Take advantage of the spousal rollover. When you die, you’re deemed to have disposed of most of your assets (your capital property). If you leave any of these assets to a spouse, you’ll be deemed to have sold them at your adjusted cost base, not at fair market value. The result? No tax to pay. Leaving your spouse with highly taxed assets, such as a registered retirement savings plan or registered retirement income fund, or assets that have appreciated in value, will result in a deferral of tax thanks to the rollover.
Leave non-appreciated assets to the kids. Some people choose to leave some assets to their children even if they have a surviving spouse. Leaving cash, or assets that have not appreciated in value, will not create a tax bill when leaving children (or someone other than a spouse) with assets.
Donate appreciated securities to charity. If you plan to donate to charity in your will, you’d be wise to allow your executor(s) to make a donation in-kind of publicly traded securities (most commonly stocks, bonds and mutual funds) that have appreciated in value. This will eliminate the tax on the capital gain and provide a donation tax credit on top of that.
Deal with a TFSA properly. If you have a tax-free savings account, you’d be wise to name your spouse as a “successor holder” rather than a beneficiary (which I’ve written about before). This can be done in your will, or in the TFSA documentation itself. This will allow your spouse to step into your shoes as the new owner of your TFSA without having to use his or her TFSA contribution room to put the amount into their plan. Alternatively, you can name your kids as beneficiaries of your TFSA and there will be no tax to pay on the value of the plan when it’s distributed to the kids.
Use up available exemptions. There are two primary exemptions that could save you tax when you pass away: 1) the principal residence exemption (to shelter all or part of your home from tax); and 2) the lifetime capital gains exemption (to shelter all or part of the gains on qualified small business corporation shares, or qualified farm or fishing property, from tax).
Track your adjusted cost base. When you die, capital gains taxes may be owing on your final return, as I mentioned earlier. Those capital gains are calculated as the fair market value when you pass away less your adjusted cost base (ACB) of the asset. The higher your ACB, the less tax owing. So, keep track of your ACB on assets, which can be affected by capital improvements on real estate, purchases of the same security at different values over time, inherited or gifted assets, reinvested distributions or dividends from mutual funds or stocks, or the 1994 capital gains election that might have bumped up your ACB on certain assets.

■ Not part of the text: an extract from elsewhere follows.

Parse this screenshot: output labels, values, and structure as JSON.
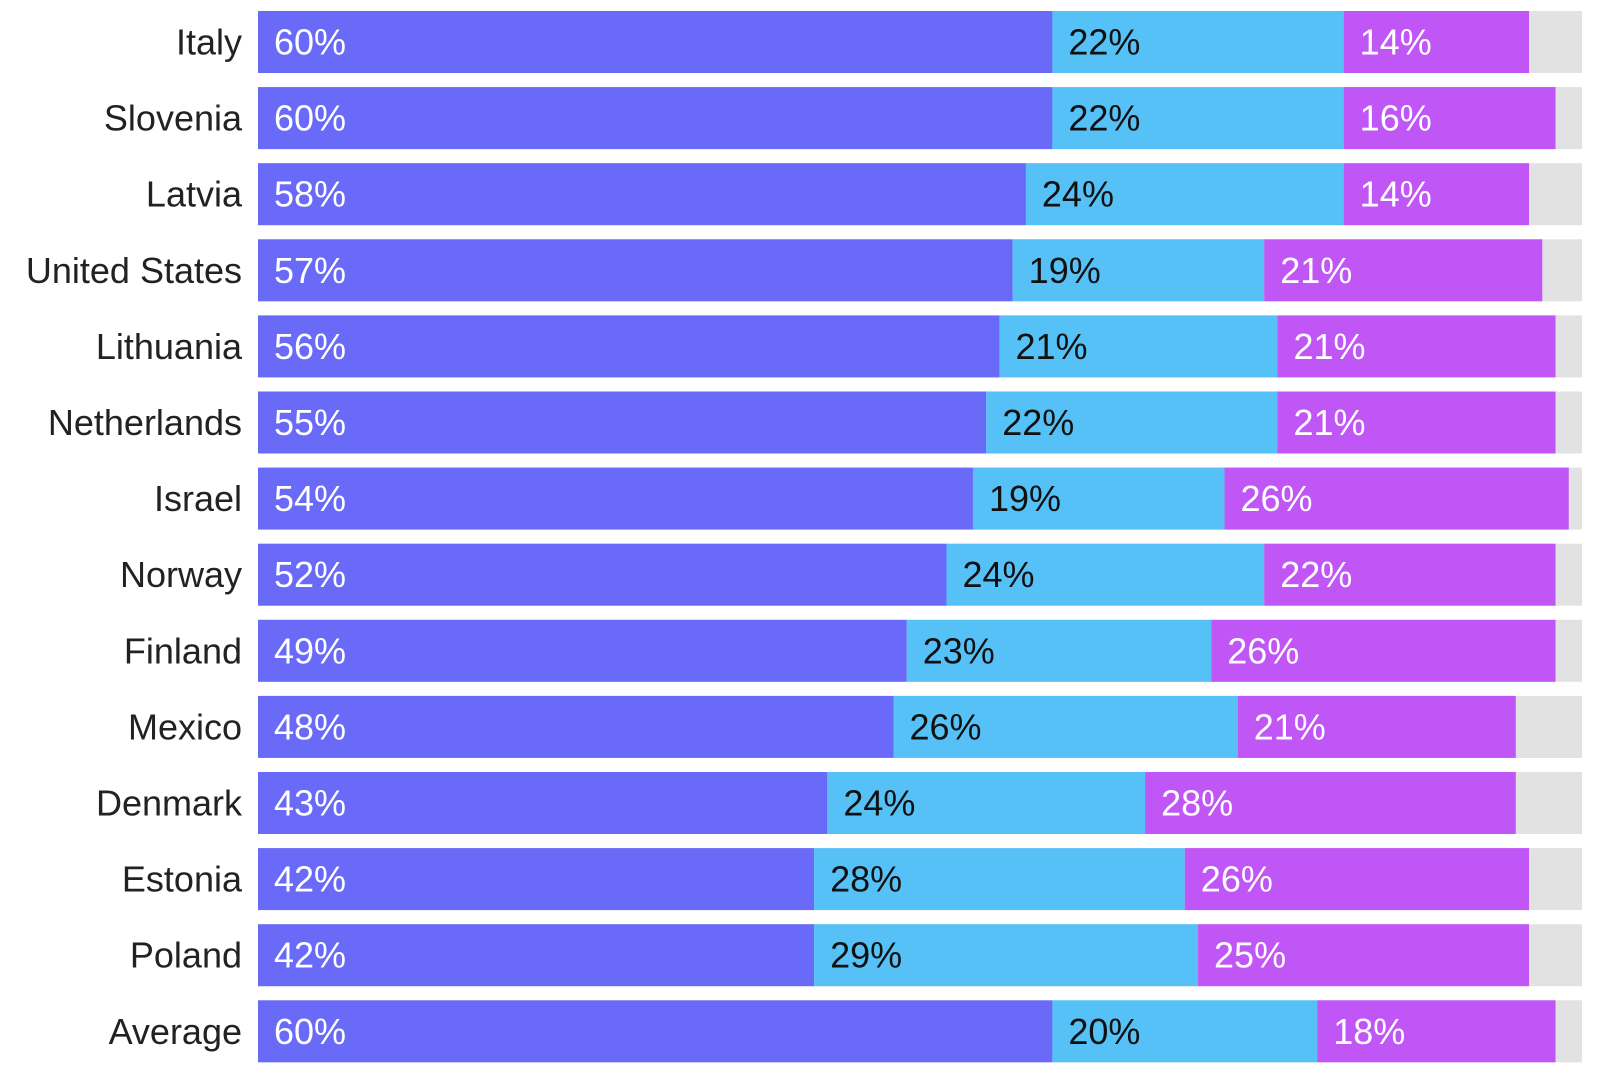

File multiple tax returns. When you’re gone, your executor may be able to file up to four different tax returns for your final year. The advantage? A claim can be made for some personal tax credits, such as the basic personal amount, multiple times – once on each tax return. Further, each tax return is eligible for the lower graduated tax rates on lower tax brackets. The four potential returns are: 1) your final, or terminal, tax return; 2) a return for rights or things (income owing to you but not yet collected at the time of your death – dividends and accrued vacation pay are examples); 3) a return for a graduated rate estate (GRE) – if you received income from a GRE; and 4) a return for a partner or sole proprietor.
If revising your will in 2022 is a goal for you, be sure to visit an experienced estate lawyer and talk over these things when drafting your will.